The song This Ring (this hyperlinked video is a really cool live version of the song from a concert in 2011) highlighting the set. The energy was still high and the crowd was still jumping, however the feeling from the lyrics and music elicited a mixture of sadness and regret into the set, emotions everyone can relate with.
After The G had finished, Tech N9ne and Krizz Kaliko returned to the stage with Strange Music basketball jerseys, looking like normal, everyday guys, and the party started. A celebration and appreciation for the blessings in life. They played one classic party cut after another, including possibly his most famous song, Caribou Lou.

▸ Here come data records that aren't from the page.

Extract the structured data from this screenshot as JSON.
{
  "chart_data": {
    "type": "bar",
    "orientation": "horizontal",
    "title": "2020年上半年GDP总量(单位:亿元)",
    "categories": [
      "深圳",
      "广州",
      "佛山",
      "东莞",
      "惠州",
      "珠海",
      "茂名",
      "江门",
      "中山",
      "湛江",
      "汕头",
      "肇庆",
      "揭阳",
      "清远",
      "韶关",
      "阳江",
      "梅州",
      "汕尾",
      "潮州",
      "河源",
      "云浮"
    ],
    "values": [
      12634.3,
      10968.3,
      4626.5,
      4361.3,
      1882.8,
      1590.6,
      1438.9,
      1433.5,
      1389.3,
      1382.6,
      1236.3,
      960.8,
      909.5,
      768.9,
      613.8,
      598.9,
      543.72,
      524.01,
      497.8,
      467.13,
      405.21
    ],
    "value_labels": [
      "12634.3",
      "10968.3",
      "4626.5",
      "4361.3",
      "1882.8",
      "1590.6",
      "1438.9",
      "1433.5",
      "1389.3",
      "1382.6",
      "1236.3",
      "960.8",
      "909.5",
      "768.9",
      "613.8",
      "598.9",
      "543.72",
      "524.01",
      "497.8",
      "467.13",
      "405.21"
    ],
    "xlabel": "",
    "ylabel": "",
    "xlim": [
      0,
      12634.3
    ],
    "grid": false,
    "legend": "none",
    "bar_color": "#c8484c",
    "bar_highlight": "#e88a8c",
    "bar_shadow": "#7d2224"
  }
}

At one point during Caribou Lou – Amber and I had worked our way nearly to the front of the stage – Tech N9ne looked right down at the phone I was holding above my head for about 7 seconds as he rapped his verse, delivering a video I would proudly share and brag about on social media.
For his final song, Imma Playa, another classic cut over a decade old, he brought out the artists from his Strange Music label, Ces Cru, Stevie Stone, Brotha Lynch Hung and a few other road members, and they all danced and sang to the classic in a grand finale.
It’s fair to say that Tech N9ne has been at this for a long time, and certainly knows what he’s doing. He came out of the gates hot, proclaiming his godliness and pumping himself up to the crowd. Then he brought in his dark side that revels in his fame, and indulges selfishly in his worldly desires, only to be followed by regret and destruction caused by his sins, and the responsible father in him that wants to do the right thing and bring a feeling of positivity to the crowd after dragging them to the brink of hell. Finally, he ended it with a celebration, a high-note that left the crowd wanting more.
The Knitting Factory provided the perfect venue for Tech N9ne’s contrasting style of dark versus light, good versus evil, as an intimate experience with the artists being up close and personal, while being a large enough venue to pack in a large crowd that could really rock the whole street block.
Next time you hear that this crazy Tech N9ne guy from Kansas City is coming to the Knitting Factory and you’re not sure if you want to go, do yourself a favor and put on your face paint, pick up a Tech N9ne jersey, and let your inner clown go wild for the night.